The demise of 53-year-old Andhra Pradesh MLA Bhuma Nagi Reddy is not only a personal tragedy for the Bhuma family, but also a blow to Chief Minister N Chandrababu Naidu’s ambitions in Rayalaseema, where his Telugu Desam Party faces a stiff contest from the YS Jaganmohan Reddy-led YSR Congress.

Nagi Reddy was the TDP legislator from Nandyal in Kurnool district of the Rayalaseema region.

The TDP had not fared well in the faction-ridden district in the 2014 Assembly polls, bagging only three of the 14 seats. Even Nagi Reddy and his daughter Akhila Priya (Allagadda) had won on a YSRC ticket, defecting to the TDP in February 2016. Their entry to the ruling party brought to the fore the simmering discontent among a few strong political families in the district: among them the TDP’s Gangula and Silpa clans.

Intense rivalry

For decades, the Bhuma and Gangula families have been bitter opponents. Gangula Pratap Reddy, a Congress leader with a huge mass following had switched loyalty to the TDP in 2014 but lost the election. The entry of Nagi Reddy and Akhila Priya prompted his exodus to the YSRC a month ago.

Naidu’s expectation that the hardened factions in the party would adjust to the changing political scenario post-bifurcation of united Andhra Pradesh, seem to be going awry. There are murmurs that Silpa Chakrapani Reddy (MLC) and his brother and former minister Silpa Mohan Reddy, are unhappy with the recent goings on centred around the future of the Bhuma family within the TDP, and the region. Speculation was rife that Naidu had been considering a Cabinet berth for Nagi Reddy.

Rayalaseema rumble

Principal Opposition YSRC is a strong force in Rayalseema — the backward districts of Anantapur, Kurnool, Kadapa and Chittoor — where some forces are fomenting separate statehood protests. Though Naidu, himself from Chittoor, has been attempting a makeover with irrigation projects and industries, gaining an edge in the region will be a steep challenge.

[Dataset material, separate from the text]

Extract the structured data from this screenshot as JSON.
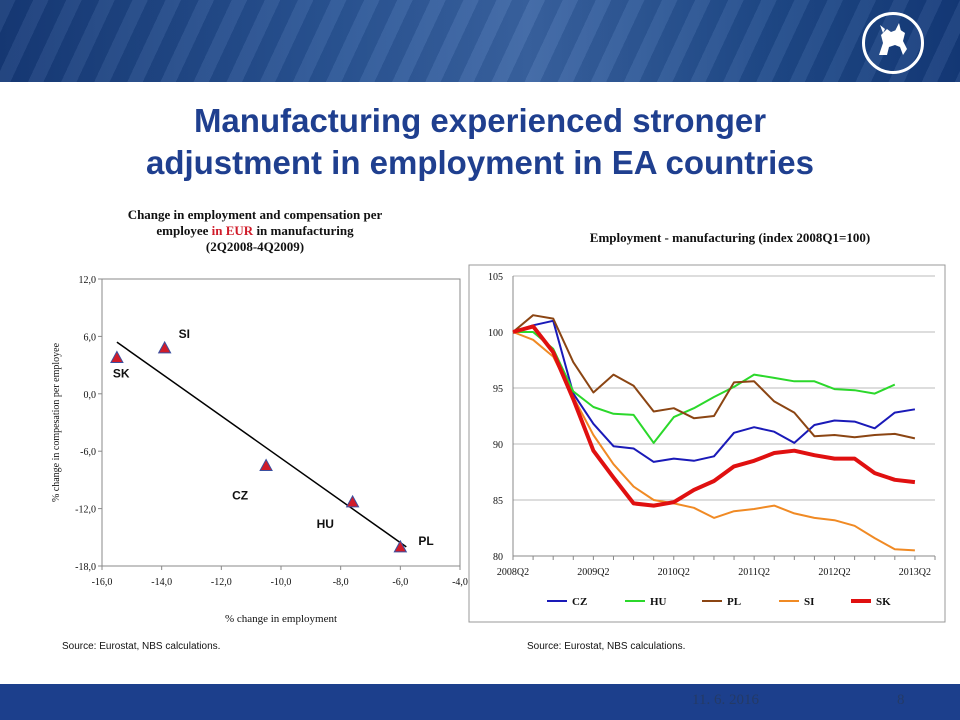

Such is the rivalry in Rayalseema that YSRC chief Jagan and his MLAs kept away from Wednesday’s condolence session held for Nagi Reddy in the State Assembly.

Stuff of drama

Nagi Reddy’s entry into politics, in the early 1990s, was itself borne of drama: his father Bali Reddy was killed in a faction fight and his brother, the MLA Bhuma Sekhar Reddy, passed away at a young age in 1992. Nagi Reddy had kept away until then: he was away in school in Tamil Nadu, and later graduating in medicine from Karnataka as per his father’s designs to keep him away from the bitterness of faction politics.

In 1996, he shot to national prominence, reducing PV Narasimha Rao’s victory margin from the Nandyal seat to less than a lakh from the 5-lakh-plus majority he won in the 1991 elections. When the former Prime Minister decided to retain his seat in Behrampur, Odisha, Nagi Reddy won the by-elections that ensued. Over the next two decades, he switched loyalty to Chiranjeevi’s Praja Rajyam Party in 2007 and then to the YSRC.

Tragedy struck in 2014, when his wife and MLA Shobha Nagi Reddy died in a road accident near Nandyal on her way back home after campaigning. She won the election posthumously. However, in the by-election, his daughter Akhila Priya won.

Nagi Reddy’s death due to a massive cardiac arrest on March 12 has orphaned his two children and set off new political machinations in Kurnool politics.